6 Replies Latest reply on Apr 18, 2014 5:43 AM by pilhuhn

    Pre-computed aggregates vs. ad-hoc queries

    heiko.braun

      Where do RHQ metrics fit into the picture?

        • 1. Re: Pre-computed aggregates vs. ad-hoc queries
          pilhuhn

          In the General idea document I have pictured the batched aggregations as a default service. One reason is that for long term storage we want to reduce the amount of data to be stored and thus only keep tuples min/avg/max for time slices of 1h, 6h, 1d, which all time out after a certain time. On top of that the raw data is kept for a certain amount of time (7days currently in RHQ).

           

          When you now query data from the last 8h you can get the raw data , while if you look at data from 9month ago, you will get the daily avg tuples.

           

          On top of that we have in RHQ currently the notion of buckets, where the UI always displays 60 slots of data no matter what timespan you look at. So here we have a service that automatically computes 60 min/avg/max tuples for a metric of the the given timespan. This is done ad-hoc at the moment when you request the data.

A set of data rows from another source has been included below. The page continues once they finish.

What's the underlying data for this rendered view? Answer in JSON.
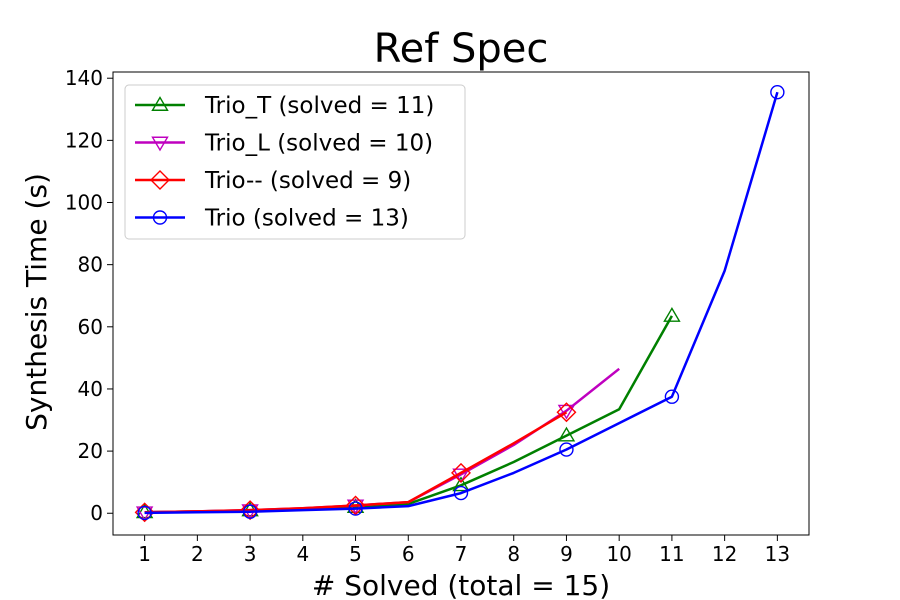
{
  "chart_data": {
    "type": "line",
    "title": "Ref Spec",
    "xlabel": "# Solved (total = 15)",
    "ylabel": "Synthesis Time (s)",
    "xlim": [
      0.4,
      13.6
    ],
    "ylim": [
      -7,
      142
    ],
    "xticks": [
      1,
      2,
      3,
      4,
      5,
      6,
      7,
      8,
      9,
      10,
      11,
      12,
      13
    ],
    "yticks": [
      0,
      20,
      40,
      60,
      80,
      100,
      120,
      140
    ],
    "grid": false,
    "legend_position": "top-left",
    "series": [
      {
        "name": "Trio_T (solved = 11)",
        "color": "#008000",
        "marker": "triangle-up",
        "x": [
          1,
          2,
          3,
          4,
          5,
          6,
          7,
          8,
          9,
          10,
          11
        ],
        "y": [
          0.3,
          0.6,
          0.9,
          1.3,
          2.0,
          3.0,
          9.0,
          16.5,
          25.0,
          33.5,
          63.5
        ],
        "marker_x": [
          1,
          3,
          5,
          7,
          9,
          11
        ]
      },
      {
        "name": "Trio_L (solved = 10)",
        "color": "#bf00bf",
        "marker": "triangle-down",
        "x": [
          1,
          2,
          3,
          4,
          5,
          6,
          7,
          8,
          9,
          10
        ],
        "y": [
          0.3,
          0.6,
          1.0,
          1.6,
          2.5,
          3.6,
          12.5,
          22.0,
          33.0,
          46.5
        ],
        "marker_x": [
          1,
          3,
          5,
          7,
          9
        ]
      },
      {
        "name": "Trio-- (solved = 9)",
        "color": "#ff0000",
        "marker": "diamond",
        "x": [
          1,
          2,
          3,
          4,
          5,
          6,
          7,
          8,
          9
        ],
        "y": [
          0.3,
          0.6,
          1.0,
          1.6,
          2.5,
          3.6,
          13.0,
          22.5,
          32.5
        ],
        "marker_x": [
          1,
          3,
          5,
          7,
          9
        ]
      },
      {
        "name": "Trio (solved = 13)",
        "color": "#0000ff",
        "marker": "circle",
        "x": [
          1,
          2,
          3,
          4,
          5,
          6,
          7,
          8,
          9,
          10,
          11,
          12,
          13
        ],
        "y": [
          0.1,
          0.3,
          0.5,
          1.0,
          1.5,
          2.3,
          6.5,
          13.0,
          20.5,
          29.0,
          37.5,
          78.0,
          135.5
        ],
        "marker_x": [
          1,
          3,
          5,
          7,
          9,
          11,
          13
        ]
      }
    ]
  }
}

          • 2. Re: Re: Pre-computed aggregates vs. ad-hoc queries
            john.sanda

            RHQ definitely utilizes pre-computed aggregates as Heiko Rupp pointed out. The bucketing that is mentioned is done in real time when the request is made. The computation of the chosen data set (1 hour, 6 hour, 1 day) is not done in real time. That is done in a batch processing job that runs hourly. The following table shows how we determine which data set to use.

             

            Date Range*Metrics
            < 7 daysraw data
            < 14 days1 hour data
            < 31 days6 hour data
            >= 31 days1 day data

             

            * For simplicity assume that the upper bound is now.

             

             

            Are there other types of aggregates that we might want to pre-compute? With respect to ad-hoc queries, I guess I need an example or two to see where it might make sense. And of course with Cassandra, ad-hoc query capabilities are very limited.

            • 3. Re: Pre-computed aggregates vs. ad-hoc queries
              heiko.braun

              Does the data expire along these lines? I.e. after 7 days the corresponding raw data is purged?

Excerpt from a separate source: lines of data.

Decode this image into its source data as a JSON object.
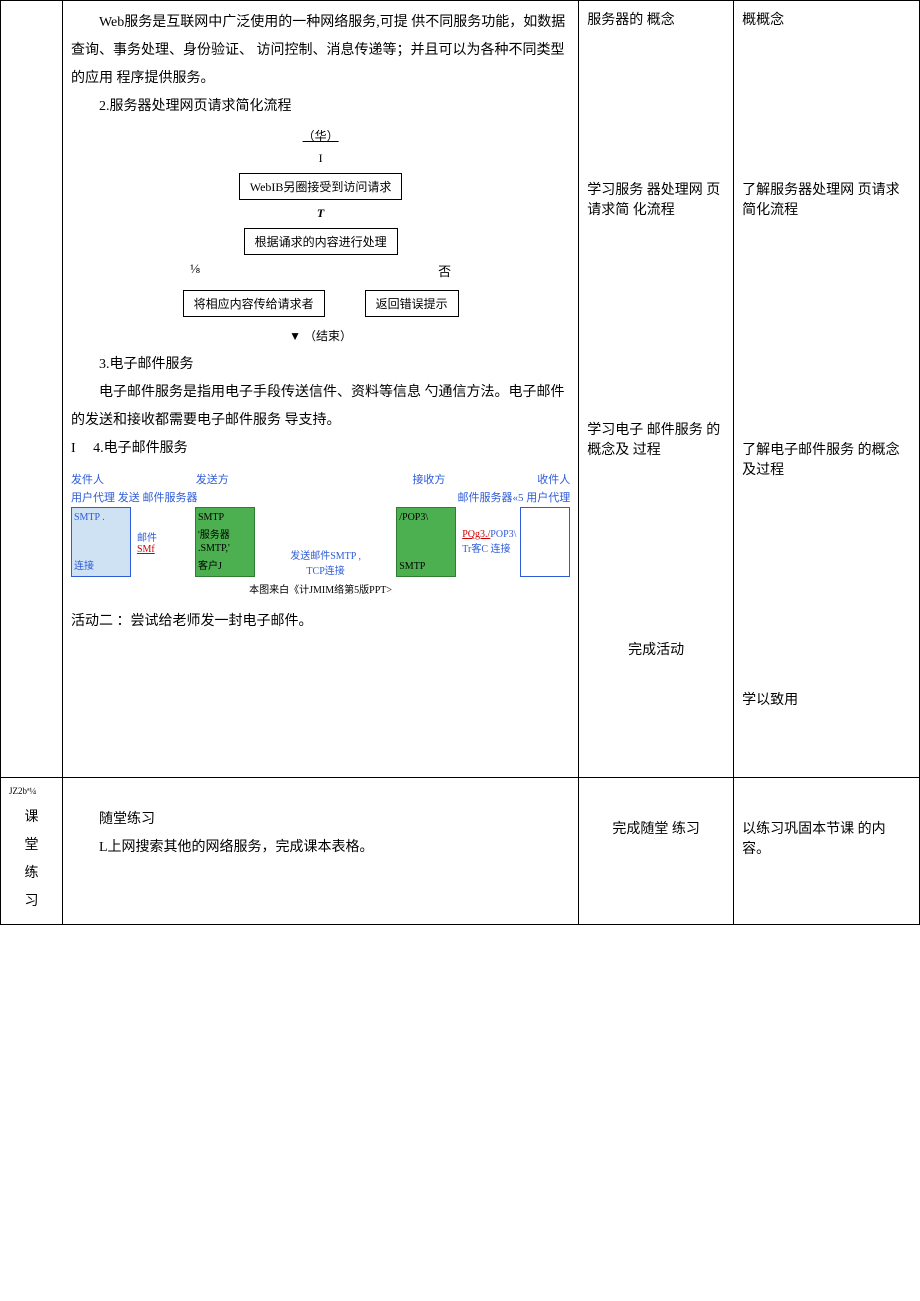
{
  "row1": {
    "col2": {
      "para1": "Web服务是互联网中广泛使用的一种网络服务,可提 供不同服务功能，如数据查询、事务处理、身份验证、 访问控制、消息传递等；并且可以为各种不同类型的应用 程序提供服务。",
      "heading2": "2.服务器处理网页请求简化流程",
      "flow": {
        "start": "（华）",
        "arrow1": "I",
        "box1": "WebIB另圈接受到访问请求",
        "arrow2": "T",
        "box2": "根据诵求的内容进行处理",
        "yes": "⅛",
        "no": "否",
        "box3": "将相应内容传给请求者",
        "box4": "返回错误提示",
        "end": "▼ （结束）"
      },
      "heading3": "3.电子邮件服务",
      "para3": "电子邮件服务是指用电子手段传送信件、资料等信息 勺通信方法。电子邮件的发送和接收都需要电子邮件服务 导支持。",
      "heading4_prefix": "I",
      "heading4": "4.电子邮件服务",
      "email": {
        "lbl_sender": "发件人",
        "lbl_send_side": "发送方",
        "lbl_recv_side": "接收方",
        "lbl_receiver": "收件人",
        "lbl_ua_send": "用户代理 发送 邮件服务器",
        "lbl_ua_recv": "邮件服务器«5 用户代理",
        "blue_smtp": "SMTP .",
        "mail": "邮件",
        "smf": "SMf",
        "conn": "连接",
        "green_smtp": "SMTP",
        "server": "'服务器",
        "smtp2": ".SMTP,'",
        "client": "客户J",
        "mid_send": "发送邮件SMTP ,",
        "mid_tcp": "TCP连接",
        "green2_pop3": "/POP3\\",
        "green2_smtp": "SMTP",
        "pqg3": "PQg3./",
        "pop3b": "POP3\\",
        "trc": "Tr客C 连接",
        "caption": "本图来白《计JMIM络第5版PPT>"
      },
      "activity": "活动二 ：尝试给老师发一封电子邮件。"
    },
    "col3": {
      "block1": "服务器的 概念",
      "block2": "学习服务 器处理网 页请求简 化流程",
      "block3": "学习电子 邮件服务 的概念及 过程",
      "block4": "完成活动"
    },
    "col4": {
      "block1": "概概念",
      "block2": "了解服务器处理网 页请求简化流程",
      "block3": "了解电子邮件服务 的概念及过程",
      "block4": "学以致用"
    }
  },
  "row2": {
    "col1_label": "JZ2bª¼",
    "col1": "课堂练习",
    "col2_h": "随堂练习",
    "col2_p": "L上网搜索其他的网络服务，完成课本表格。",
    "col3": "完成随堂 练习",
    "col4": "以练习巩固本节课 的内容。"
  }
}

              • 4. Re: Pre-computed aggregates vs. ad-hoc queries
                john.sanda

                Yes this does correspond to retention periods except that 1 day/24 hr data has a retention of one year. We expire data using Cassandra's TTL feature. One of the changes in Cassandra 2.0 is  being to use bind variables for the TTL in prepared statements. This change will make it much easier to support dynamically configurable retention periods.

                • 5. Re: Re: Pre-computed aggregates vs. ad-hoc queries
                  pilhuhn

                  Am 08.04.2014 um 15:58 schrieb John Sanda <do-not-reply@jboss.com>:

                   

                  That is done in a batch processing job that runs hourly. The following table shows how we determine which data set to use.

                   

                   

                  Date Range*     Metrics

                  < 7 days     raw data

                  < 14 days     1 hour data

                  < 31 days     6 hour data

                  >= 31 days     1 day data

                   

                   

                  Interesting question here is e.g. if the user requests data for day6-day8, so the first data in the requested set could be satisified by the raw table, while the 2nd day can not.

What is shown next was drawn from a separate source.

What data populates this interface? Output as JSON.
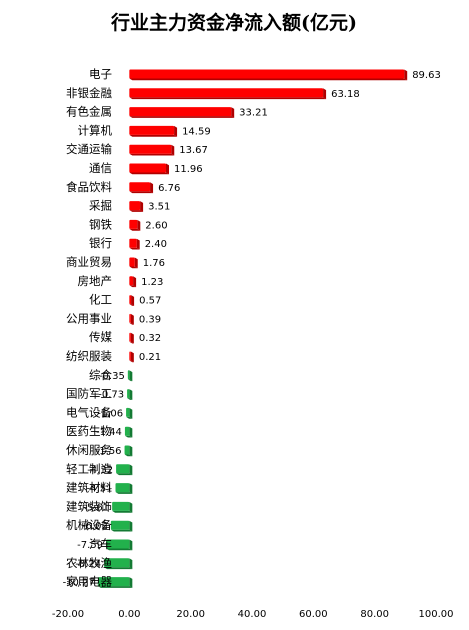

                  Of course if we use 60 display buckets, then the additional precision from using the raw data is not needed.

                  But this later argument can be already applied for 2d of data that is from 2d ago until now.

                   

                  This changes IMO if the user wants to process the data in an external system where the highest possible precision is needed and for a request of the data for the most recent 7 days should come from the raw table and for the next 7 days from the 1h table.

                   

                  (in other words: we should not rely on the current 60 display buckets to be always true for rhq-metrics)

                  • 6. Re: Re: Pre-computed aggregates vs. ad-hoc queries
                    pilhuhn

                    John Sanda schrieb:

                     

                    Yes this does correspond to retention periods except that 1 day/24 hr data has a retention of one year. We expire data using Cassandra's TTL feature. One of the changes in Cassandra 2.0 is  being to use bind variables for the TTL in prepared statements. This change will make it much easier to support dynamically configurable retention periods.

                     

                    We had in our Summit session also a participant that was asking if we could shorten the retention period to e.g. 30 days only.

                    I think we need to take this into account and e.g in this case drop (=not compute) the 1h aggregates totally.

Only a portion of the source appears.